インテル向けに供給拡大の思惑【SUMCO】
上昇率2位はシリコンウエハー大手の「 SUMCO 」です。インテルが顧客にAMDの追加を検討する報道を受けて、同社がインテル向けにシリコンウエハーを供給しているとみられることが好感されました。インテルは米政府、ソフトバンクグループ、エヌビディアなどが相次いで出資したことで経営再建期待が高まっており、今回の報道はその延長線上にあるとみられます。
アナリスト高評価、オープンAIと提携
「 日東紡績 」はガラス繊維大手で特殊組成の「スペシャルガラス」をデータセンター向けに供給しています。証券会社から、生成AI向け半導体パッケージ需要などを背景にスペシャルガラスが伸び、中期的な業績拡大が続くとの見方が示されました。
「 ディスコ 」は証券会社がHBM(AIのデータ高速処理に不可欠な広帯域メモリー)などのAI関連需要により、後工程が複雑化することで数量以上の業績拡大を遂げていると指摘。
「 日立製作所 」は2日にオープンAIと戦略的パートナーシップを締結し、AI向けデータセンターの電力関連技術などで提携すると発表しました。日立はデータセンターの省エネ化につながる技術を保有しており、オープンAIは日立の技術を用いてコストを抑えながら電力を安定確保し生成AIの開発を急ぐ方針です。
動画生成AIアプリが爆発的な人気
AIを巡っては9月23日、米オープンAIがソフトバンクグループや米オラクルと進める米国のAIインフラ整備計画「スターゲート」について、南部テキサス州など5カ所でデータセンターを新設すると発表しました。

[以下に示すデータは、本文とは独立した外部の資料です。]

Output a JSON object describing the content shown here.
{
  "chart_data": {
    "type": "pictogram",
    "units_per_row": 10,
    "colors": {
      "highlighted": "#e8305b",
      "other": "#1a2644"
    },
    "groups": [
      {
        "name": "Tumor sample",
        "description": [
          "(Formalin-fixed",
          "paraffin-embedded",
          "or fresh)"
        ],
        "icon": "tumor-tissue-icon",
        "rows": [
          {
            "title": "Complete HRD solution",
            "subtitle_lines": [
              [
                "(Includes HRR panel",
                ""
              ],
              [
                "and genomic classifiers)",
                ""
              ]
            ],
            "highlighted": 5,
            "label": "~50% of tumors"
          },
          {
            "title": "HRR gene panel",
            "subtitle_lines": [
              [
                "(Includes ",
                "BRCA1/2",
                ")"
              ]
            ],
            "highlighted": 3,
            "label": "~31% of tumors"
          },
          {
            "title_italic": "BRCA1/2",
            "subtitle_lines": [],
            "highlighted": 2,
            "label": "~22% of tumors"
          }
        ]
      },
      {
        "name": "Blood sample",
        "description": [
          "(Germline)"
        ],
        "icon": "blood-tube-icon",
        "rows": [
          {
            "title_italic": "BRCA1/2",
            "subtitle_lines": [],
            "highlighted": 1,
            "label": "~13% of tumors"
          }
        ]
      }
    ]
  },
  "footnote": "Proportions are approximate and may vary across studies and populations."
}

着工済みの拠点を含む投資額は今後3年で4000億ドルになる見通しです。年初にトランプ米大統領との共同会見において4年で5000億ドルを投じる計画を発表した後、立地の選定などが遅れ不透明感も漂っていましたが、今回の発表で計画が本格的に始動したとの見方が広がっています。年初に『スターゲート』事業で脚光として「データセンター」関連株を取り上げましたが、理想買いから現実買いの局面に移行しつつあると言えそうです(『『スターゲート』事業で脚光 「データセンター」関連株が上昇』)。

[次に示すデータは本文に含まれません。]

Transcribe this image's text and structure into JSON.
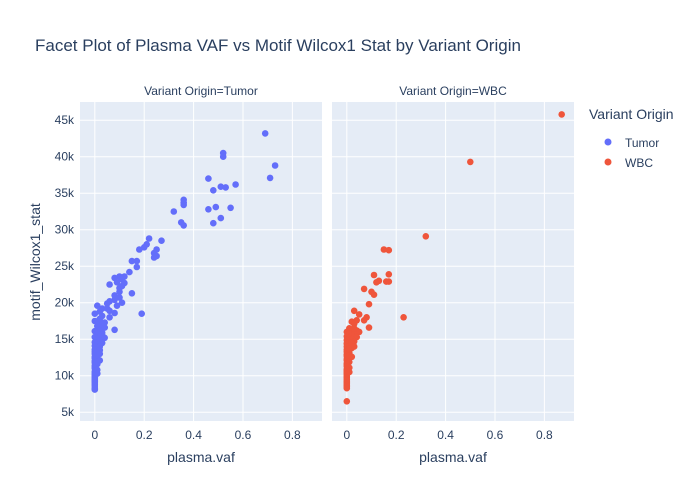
{
  "chart_data": {
    "type": "scatter",
    "title": "Facet Plot of Plasma VAF vs Motif Wilcox1 Stat by Variant Origin",
    "xlabel": "plasma.vaf",
    "ylabel": "motif_Wilcox1_stat",
    "xlim": [
      -0.06,
      0.92
    ],
    "ylim": [
      3800,
      47500
    ],
    "x_ticks": [
      0,
      0.2,
      0.4,
      0.6,
      0.8
    ],
    "x_tick_labels": [
      "0",
      "0.2",
      "0.4",
      "0.6",
      "0.8"
    ],
    "y_ticks": [
      5000,
      10000,
      15000,
      20000,
      25000,
      30000,
      35000,
      40000,
      45000
    ],
    "y_tick_labels": [
      "5k",
      "10k",
      "15k",
      "20k",
      "25k",
      "30k",
      "35k",
      "40k",
      "45k"
    ],
    "grid": true,
    "legend": {
      "title": "Variant Origin",
      "placement": "top-right"
    },
    "colors": {
      "Tumor": "#636efa",
      "WBC": "#ef553b",
      "plot_bg": "#e5ecf6",
      "grid": "#ffffff"
    },
    "facets": [
      {
        "label": "Variant Origin=Tumor",
        "series": [
          {
            "name": "Tumor",
            "points": [
              [
                0.69,
                43200
              ],
              [
                0.73,
                38800
              ],
              [
                0.71,
                37100
              ],
              [
                0.52,
                40500
              ],
              [
                0.52,
                40000
              ],
              [
                0.46,
                37000
              ],
              [
                0.51,
                35900
              ],
              [
                0.53,
                35800
              ],
              [
                0.48,
                35400
              ],
              [
                0.57,
                36200
              ],
              [
                0.36,
                34100
              ],
              [
                0.36,
                33700
              ],
              [
                0.36,
                33400
              ],
              [
                0.32,
                32500
              ],
              [
                0.46,
                32800
              ],
              [
                0.49,
                33100
              ],
              [
                0.55,
                33000
              ],
              [
                0.51,
                31600
              ],
              [
                0.48,
                30900
              ],
              [
                0.35,
                31000
              ],
              [
                0.36,
                30600
              ],
              [
                0.27,
                28500
              ],
              [
                0.22,
                28800
              ],
              [
                0.21,
                28000
              ],
              [
                0.25,
                27300
              ],
              [
                0.2,
                27600
              ],
              [
                0.18,
                27300
              ],
              [
                0.24,
                26800
              ],
              [
                0.25,
                26400
              ],
              [
                0.24,
                26200
              ],
              [
                0.17,
                25700
              ],
              [
                0.15,
                25700
              ],
              [
                0.17,
                24900
              ],
              [
                0.14,
                24200
              ],
              [
                0.1,
                23600
              ],
              [
                0.12,
                23600
              ],
              [
                0.08,
                23400
              ],
              [
                0.11,
                23200
              ],
              [
                0.09,
                22800
              ],
              [
                0.12,
                22700
              ],
              [
                0.11,
                22300
              ],
              [
                0.06,
                22500
              ],
              [
                0.1,
                22000
              ],
              [
                0.1,
                21500
              ],
              [
                0.15,
                21300
              ],
              [
                0.08,
                21000
              ],
              [
                0.1,
                20700
              ],
              [
                0.08,
                20400
              ],
              [
                0.06,
                20200
              ],
              [
                0.05,
                19900
              ],
              [
                0.11,
                20000
              ],
              [
                0.09,
                19600
              ],
              [
                0.01,
                19600
              ],
              [
                0.03,
                19200
              ],
              [
                0.05,
                19200
              ],
              [
                0.06,
                18900
              ],
              [
                0.02,
                18800
              ],
              [
                0.08,
                18600
              ],
              [
                0.19,
                18500
              ],
              [
                0.0,
                18500
              ],
              [
                0.03,
                18200
              ],
              [
                0.06,
                18000
              ],
              [
                0.02,
                17800
              ],
              [
                0.0,
                17500
              ],
              [
                0.01,
                17400
              ],
              [
                0.04,
                17300
              ],
              [
                0.03,
                17000
              ],
              [
                0.01,
                16800
              ],
              [
                0.04,
                16600
              ],
              [
                0.08,
                16300
              ],
              [
                0.02,
                16300
              ],
              [
                0.0,
                16100
              ],
              [
                0.03,
                15900
              ],
              [
                0.01,
                15800
              ],
              [
                0.03,
                15600
              ],
              [
                0.02,
                15400
              ],
              [
                0.0,
                15300
              ],
              [
                0.04,
                15200
              ],
              [
                0.01,
                15000
              ],
              [
                0.02,
                14800
              ],
              [
                0.0,
                14600
              ],
              [
                0.03,
                14500
              ],
              [
                0.01,
                14300
              ],
              [
                0.0,
                14100
              ],
              [
                0.02,
                14000
              ],
              [
                0.01,
                13800
              ],
              [
                0.0,
                13600
              ],
              [
                0.02,
                13500
              ],
              [
                0.0,
                13300
              ],
              [
                0.01,
                13200
              ],
              [
                0.0,
                13000
              ],
              [
                0.01,
                12800
              ],
              [
                0.0,
                12600
              ],
              [
                0.0,
                12400
              ],
              [
                0.01,
                12200
              ],
              [
                0.0,
                12000
              ],
              [
                0.0,
                11800
              ],
              [
                0.01,
                11600
              ],
              [
                0.0,
                11400
              ],
              [
                0.0,
                11200
              ],
              [
                0.0,
                11000
              ],
              [
                0.01,
                10800
              ],
              [
                0.0,
                10600
              ],
              [
                0.0,
                10400
              ],
              [
                0.0,
                10200
              ],
              [
                0.0,
                10000
              ],
              [
                0.0,
                9800
              ],
              [
                0.0,
                9600
              ],
              [
                0.0,
                9400
              ],
              [
                0.0,
                9200
              ],
              [
                0.0,
                9000
              ],
              [
                0.0,
                8800
              ],
              [
                0.0,
                8600
              ],
              [
                0.0,
                8300
              ],
              [
                0.0,
                8100
              ],
              [
                0.01,
                12500
              ],
              [
                0.01,
                11900
              ],
              [
                0.01,
                10300
              ],
              [
                0.02,
                13000
              ],
              [
                0.02,
                12100
              ]
            ]
          }
        ]
      },
      {
        "label": "Variant Origin=WBC",
        "series": [
          {
            "name": "WBC",
            "points": [
              [
                0.87,
                45800
              ],
              [
                0.5,
                39300
              ],
              [
                0.32,
                29100
              ],
              [
                0.15,
                27300
              ],
              [
                0.17,
                27200
              ],
              [
                0.11,
                23800
              ],
              [
                0.17,
                23900
              ],
              [
                0.13,
                23000
              ],
              [
                0.12,
                22800
              ],
              [
                0.16,
                22900
              ],
              [
                0.17,
                22900
              ],
              [
                0.07,
                21900
              ],
              [
                0.1,
                21500
              ],
              [
                0.11,
                21100
              ],
              [
                0.09,
                19800
              ],
              [
                0.23,
                18000
              ],
              [
                0.03,
                18900
              ],
              [
                0.05,
                18400
              ],
              [
                0.08,
                18000
              ],
              [
                0.04,
                17600
              ],
              [
                0.07,
                17600
              ],
              [
                0.02,
                17400
              ],
              [
                0.03,
                17100
              ],
              [
                0.09,
                16600
              ],
              [
                0.01,
                16500
              ],
              [
                0.02,
                16300
              ],
              [
                0.04,
                16200
              ],
              [
                0.05,
                16000
              ],
              [
                0.0,
                16000
              ],
              [
                0.01,
                15800
              ],
              [
                0.03,
                15700
              ],
              [
                0.02,
                15500
              ],
              [
                0.0,
                15400
              ],
              [
                0.04,
                15300
              ],
              [
                0.01,
                15200
              ],
              [
                0.02,
                15000
              ],
              [
                0.0,
                14900
              ],
              [
                0.03,
                14700
              ],
              [
                0.01,
                14600
              ],
              [
                0.0,
                14400
              ],
              [
                0.02,
                14300
              ],
              [
                0.01,
                14100
              ],
              [
                0.0,
                14000
              ],
              [
                0.02,
                13800
              ],
              [
                0.0,
                13600
              ],
              [
                0.01,
                13500
              ],
              [
                0.0,
                13300
              ],
              [
                0.01,
                13100
              ],
              [
                0.0,
                12900
              ],
              [
                0.0,
                12700
              ],
              [
                0.01,
                12500
              ],
              [
                0.0,
                12300
              ],
              [
                0.0,
                12100
              ],
              [
                0.01,
                11900
              ],
              [
                0.0,
                11700
              ],
              [
                0.0,
                11500
              ],
              [
                0.0,
                11300
              ],
              [
                0.01,
                11100
              ],
              [
                0.0,
                10900
              ],
              [
                0.0,
                10700
              ],
              [
                0.0,
                10500
              ],
              [
                0.0,
                10300
              ],
              [
                0.0,
                10100
              ],
              [
                0.0,
                9900
              ],
              [
                0.0,
                9700
              ],
              [
                0.0,
                9500
              ],
              [
                0.0,
                9300
              ],
              [
                0.0,
                9100
              ],
              [
                0.0,
                8900
              ],
              [
                0.0,
                8700
              ],
              [
                0.0,
                8500
              ],
              [
                0.0,
                8300
              ],
              [
                0.0,
                6500
              ],
              [
                0.01,
                12800
              ],
              [
                0.01,
                13700
              ],
              [
                0.02,
                12600
              ],
              [
                0.02,
                14500
              ],
              [
                0.03,
                16500
              ],
              [
                0.03,
                14000
              ],
              [
                0.01,
                10500
              ]
            ]
          }
        ]
      }
    ]
  }
}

また、同社は、9月30日に動画・音声生成モデルの最新版「Sora 2」を発表。2024年2月にリリースされた従来モデルの「Sora」が「GPT-1」だとするなら、「Sora 2」は「GPT-3.5」に相当するといいます。物理法則に正確で制御性において飛躍的に進歩したほか、汎用の動画音声生成システムとしてリアルな背景音やスピーチ、効果音なども作成可能となったことが話題となりました。
「Sora 2」を搭載したiOS向けの動画生成AIアプリ「Sora」は米国・カナダ限定の招待制にもかかわらずリリース直後から爆発的な人気を集め、10月3日には米App Storeの総合ランキングで首位に立ちました。
今後も革新的な生成AIサービスが相次いで登場するとみられ、生成AI関連銘柄に対する期待感も高まりそうです。関連銘柄は折に触れて物色される場面がありそうです。